Truncated or chimeric endogenous protein antigens gain immunogenicity for B cells by stress protein-facilitated expression.

Truncated variants of the SV40 large T antigen (T-Ag) with an intact N terminus are as efficiently expressed in eukaryotic transfectants as wild-type (wt) T-Ag. Coprecipitation of N-terminal T-Ag fragments with the constitutively expressed, cytosolic stress protein hsp73 suggests that this chaperone stabilized expression of the truncated T-Ag fragments.
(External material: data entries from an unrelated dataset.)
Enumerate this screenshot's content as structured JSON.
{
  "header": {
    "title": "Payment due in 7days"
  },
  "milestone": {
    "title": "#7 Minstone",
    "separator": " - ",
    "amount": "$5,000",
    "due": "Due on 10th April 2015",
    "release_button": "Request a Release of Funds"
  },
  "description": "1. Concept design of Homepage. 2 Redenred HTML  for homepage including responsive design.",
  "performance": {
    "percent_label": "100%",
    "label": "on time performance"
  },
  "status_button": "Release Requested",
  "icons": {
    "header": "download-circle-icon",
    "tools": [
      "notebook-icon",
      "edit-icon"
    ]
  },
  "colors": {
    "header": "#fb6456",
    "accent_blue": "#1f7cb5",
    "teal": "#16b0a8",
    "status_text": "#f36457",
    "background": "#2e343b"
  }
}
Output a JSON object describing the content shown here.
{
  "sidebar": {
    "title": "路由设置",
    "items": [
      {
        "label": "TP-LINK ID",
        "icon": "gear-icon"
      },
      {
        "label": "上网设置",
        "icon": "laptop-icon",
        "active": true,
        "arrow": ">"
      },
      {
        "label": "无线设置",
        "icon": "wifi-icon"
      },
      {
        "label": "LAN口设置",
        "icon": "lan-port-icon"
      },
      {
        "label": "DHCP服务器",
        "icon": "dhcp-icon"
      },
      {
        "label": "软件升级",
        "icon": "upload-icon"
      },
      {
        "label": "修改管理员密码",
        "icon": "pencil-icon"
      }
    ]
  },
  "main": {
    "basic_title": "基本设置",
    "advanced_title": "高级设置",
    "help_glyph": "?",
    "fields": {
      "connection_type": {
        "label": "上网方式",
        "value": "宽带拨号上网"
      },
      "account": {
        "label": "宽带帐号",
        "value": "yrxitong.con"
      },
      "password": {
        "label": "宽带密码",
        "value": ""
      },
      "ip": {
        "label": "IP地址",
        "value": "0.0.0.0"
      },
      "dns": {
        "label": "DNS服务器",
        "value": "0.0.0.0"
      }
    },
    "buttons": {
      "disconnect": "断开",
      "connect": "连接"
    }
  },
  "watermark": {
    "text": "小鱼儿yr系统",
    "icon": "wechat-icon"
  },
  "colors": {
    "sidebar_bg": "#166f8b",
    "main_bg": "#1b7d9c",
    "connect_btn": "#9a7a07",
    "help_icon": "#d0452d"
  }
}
In contrast to T-Ag, the 163-residue N-terminal preS domain of the hepatitis B surface antigen (HBsAg) is difficult to express. When the preS domain is C-terminally fused to a hsp73-binding cytoplasmic T-Ag (cT-Ag) fragment its stable expression as a chimeric cT-preS protein is obtained. DNA-based vaccination with plasmid DNA encoding either wt or hsp-associated mutant T-Ag elicited potent MHC class I-restricted, T-Ag-specific T cell responses. In contrast, DNA vaccination with hsp73-binding (mutant or chimeric) T-Ag variants, but not with wt T-Ag elicited T-Ag-specific antibody responses. Furthermore, vaccination with cT-preS-encoding plasmid DNA induced antibodies binding to the preS domain of the large HBsAg. Hence, hsp73-bound endogenous antigens efficiently stimulate antibody responses. These findings may be relevant for tumor immunology and autoimmunity.